Closeup of the Warrior Haniwa
This national treasure (TNM J-36697) is one of several haniwa unearthed from the vicinity of Ōta city in Gunma prefecture, which tells us that this was an advanced, regional center for haniwa manufacture (Gunma is located to the north of Tokyo, quite far from Nara). This haniwa offers viewers a rare opportunity to see the detailed armor and weaponry (sword, bow, and quiver) of an ancient clay warrior from this region during the late Kofun period.
Starting with the visorless helmet, especially fascinating is the series of small, evenly spaced half-spherical rivets that appear on a raised section on top of the helmet, in addition to raised strips that connect the sides and front to a narrow band that circles around the forehead and continues behind the head. These rivets are believed to represent metal rivets, suggesting that the warrior’s head was protected by a metal helmet. Attached to the helmet are thick protective ear flaps, seemingly made of padded fabric or leather, while a sheet of thinner material wraps around the rest of the head and neck. Rivets also appear on the narrow quiver, containing four or more arrows, strapped to the warrior’s back.
The short-sleeved body armor that flares outward near the hips does not have rivets, but is covered by thin, vertically incised markings. Two large looped ties found on the chest suggest that this armor was laced together; whether the armor was made by stringing together thin iron plates is unclear based on the visual evidence, but remains as a possibility.

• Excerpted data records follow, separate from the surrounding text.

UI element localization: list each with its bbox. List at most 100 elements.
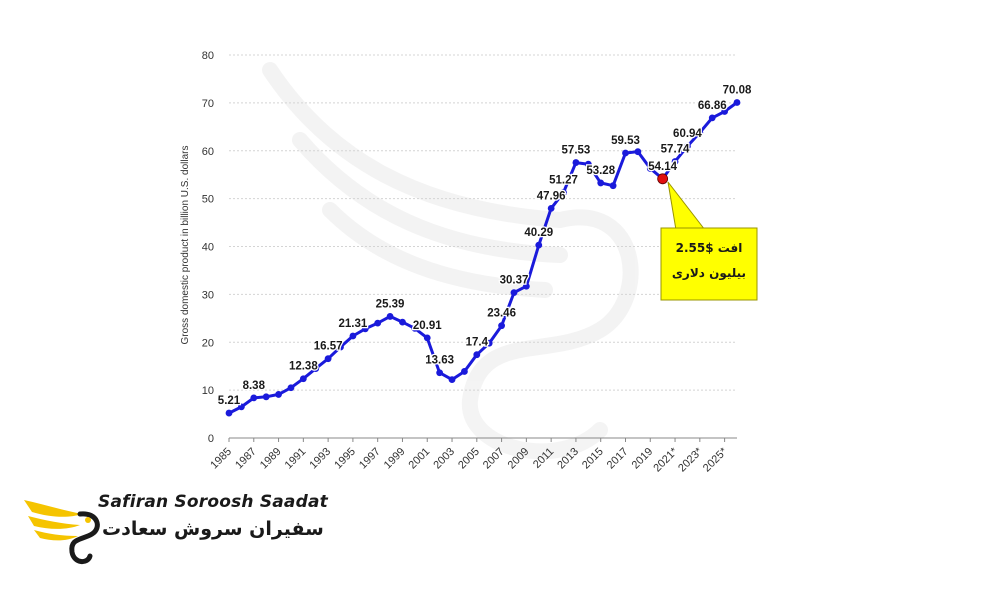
data-point: [646, 165, 654, 172]
data-point: [547, 204, 555, 212]
data-label: 12.38: [289, 361, 318, 373]
data-label: 57.74: [661, 144, 690, 156]
x-tick-label: 1985: [208, 446, 234, 472]
data-label: 40.29: [524, 227, 553, 239]
data-label: 30.37: [500, 275, 529, 287]
data-label: 54.14: [648, 161, 677, 173]
data-point: [473, 351, 481, 359]
data-point: [361, 325, 369, 333]
data-point: [237, 403, 245, 411]
data-point: [733, 99, 741, 106]
data-point: [522, 282, 530, 290]
data-point: [461, 368, 468, 375]
data-point: [597, 179, 605, 187]
brand-name-en: Safiran Soroosh Saadat: [98, 492, 328, 512]
data-point: [374, 319, 382, 327]
y-tick-label: 10: [202, 385, 214, 397]
wing-watermark-icon: [262, 62, 639, 460]
highlight-point: [657, 173, 669, 185]
data-point: [448, 376, 456, 383]
data-label: 70.08: [723, 84, 752, 96]
data-point: [436, 369, 444, 377]
data-label: 60.94: [673, 128, 702, 140]
y-tick-label: 50: [202, 194, 214, 206]
x-tick-label: 1987: [233, 446, 259, 472]
x-tick-label: 2019: [630, 446, 656, 472]
annotation-callout: افت $2.55 بیلیون دلاری: [660, 181, 758, 301]
x-tick-label: 2003: [431, 446, 457, 472]
data-label: 57.53: [562, 145, 591, 157]
data-label: 13.63: [425, 355, 454, 367]
y-tick-label: 80: [202, 50, 214, 62]
brand-logo: Safiran Soroosh Saadat سفیران سروش سعادت: [22, 492, 328, 582]
data-point: [696, 129, 704, 136]
data-point: [225, 409, 233, 417]
callout-box: [660, 227, 758, 301]
data-label: 51.27: [549, 175, 578, 187]
y-axis-title: Gross domestic product in billion U.S. d…: [180, 146, 191, 345]
callout-line-1: افت $2.55: [676, 241, 743, 255]
data-label: 8.38: [243, 380, 266, 392]
data-point: [250, 394, 258, 402]
x-tick-label: 1999: [382, 446, 408, 472]
data-point: [299, 375, 307, 383]
x-tick-label: 2005: [456, 446, 482, 472]
y-tick-label: 0: [208, 433, 214, 445]
data-point: [708, 114, 716, 122]
data-point: [584, 160, 592, 168]
x-tick-label: 1993: [307, 446, 333, 472]
data-label: 25.39: [376, 298, 405, 310]
data-point: [498, 322, 505, 330]
data-label: 23.46: [487, 308, 516, 320]
x-tick-label: 2021*: [651, 445, 680, 474]
data-point: [312, 365, 320, 372]
y-tick-label: 60: [202, 146, 214, 158]
data-point: [423, 334, 431, 342]
data-point: [609, 182, 617, 190]
data-point: [684, 142, 691, 150]
data-point: [572, 159, 580, 166]
y-tick-label: 30: [202, 289, 214, 301]
data-point: [560, 189, 567, 196]
data-label: 16.57: [314, 341, 343, 353]
data-point: [262, 393, 270, 401]
grid: [229, 54, 737, 439]
x-tick-label: 1991: [283, 446, 309, 472]
data-point: [510, 289, 518, 297]
x-tick-label: 1997: [357, 446, 383, 472]
data-label: 17.4: [466, 337, 489, 349]
data-label: 66.86: [698, 100, 727, 112]
data-label: 20.91: [413, 320, 442, 332]
data-point: [622, 149, 629, 157]
data-point: [386, 313, 394, 320]
data-point: [485, 339, 493, 347]
y-tick-label: 40: [202, 242, 214, 254]
x-tick-label: 2023*: [676, 445, 705, 474]
eagle-wing-icon: [24, 500, 100, 564]
y-tick-label: 70: [202, 98, 214, 110]
x-tick-label: 2001: [407, 446, 433, 472]
data-point: [411, 324, 419, 332]
data-point: [671, 158, 679, 165]
x-tick-label: 1989: [258, 446, 284, 472]
data-label: 5.21: [218, 395, 241, 407]
x-tick-label: 1995: [332, 446, 358, 472]
data-point: [535, 241, 543, 249]
x-tick-label: 2017: [605, 446, 631, 472]
data-point: [349, 332, 357, 340]
brand-name-fa: سفیران سروش سعادت: [102, 518, 324, 540]
data-label: 59.53: [611, 135, 640, 147]
data-label: 21.31: [339, 318, 368, 330]
data-point: [275, 391, 282, 398]
x-tick-label: 2025*: [701, 445, 730, 474]
callout-line-2: بیلیون دلاری: [672, 266, 746, 281]
data-label: 53.28: [586, 165, 615, 177]
data-point: [324, 355, 332, 363]
data-labels: 5.218.38 12.38 16.57 21.31 25.39 20.91 13.63 17…: [217, 83, 754, 408]
data-point: [399, 318, 406, 326]
data-point: [287, 384, 295, 392]
callout-pointer: [667, 181, 707, 231]
series-gdp: [225, 99, 741, 417]
data-point: [634, 148, 642, 156]
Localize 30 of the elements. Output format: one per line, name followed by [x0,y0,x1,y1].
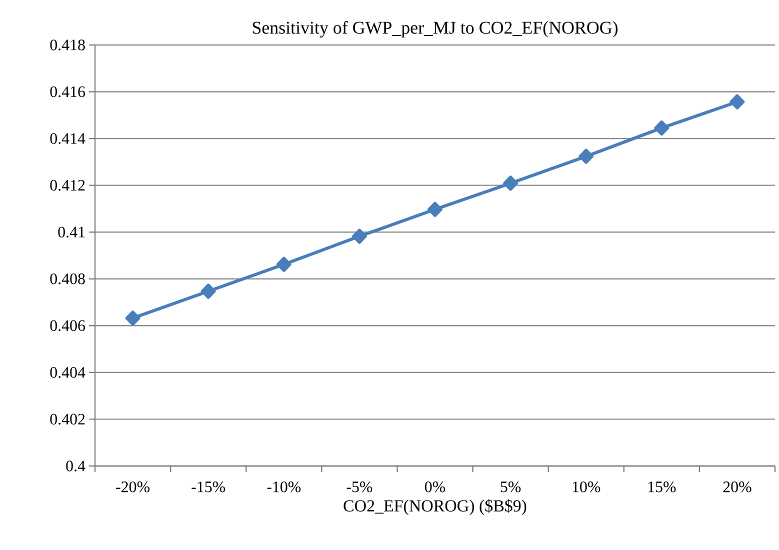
point [125,310,140,326]
y-tick-label: 0.414 [50,133,86,144]
y-tick-label: 0.408 [50,273,85,284]
x-axis-title: CO2_EF(NOROG) ($B$9) [344,499,526,516]
y-tick-label: 0.404 [50,367,86,378]
y-tick-label: 0.416 [50,86,86,98]
x-tick-label: -15% [192,482,226,492]
point [428,202,442,217]
y-tick-label: 0.418 [50,40,85,50]
x-tick-label: 20% [723,482,752,492]
point [200,284,216,299]
point [352,228,367,244]
y-tick-label: 0.406 [50,320,86,332]
point [730,94,745,110]
y-tick-label: 0.412 [50,180,85,191]
x-tick-label: 15% [648,482,676,492]
y-tick-label: 0.4 [66,460,86,472]
point [654,120,670,136]
x-tick-label: -20% [116,482,150,492]
x-tick-label: 0% [424,482,446,492]
x-tick-label: -10% [267,482,301,492]
x-tick-label: 10% [572,482,600,492]
point [276,256,292,272]
y-tick-label: 0.41 [58,226,85,238]
point [578,148,594,164]
x-tick-label: -5% [346,482,372,492]
x-tick-label: 5% [500,482,521,492]
chart-title: Sensitivity of GWP_per_MJ to CO2_EF(NOROG) [252,20,618,38]
point [503,176,518,191]
y-tick-label: 0.402 [50,414,85,425]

Standing upright with a mask-like, emotionless face (two narrow slits for eyes, an even more narrow slit for the mouth, and a protruding nose), you might not feel immediately threatened by this warrior. Yet, after observing how this haniwa warrior is, in fact, extremely well-armed with his formidable armor, a weapon in each hand, and supply of arrows on his back—clearly prepared to quickly strike down any enemy that comes his way—you might become a bit more apprehensive.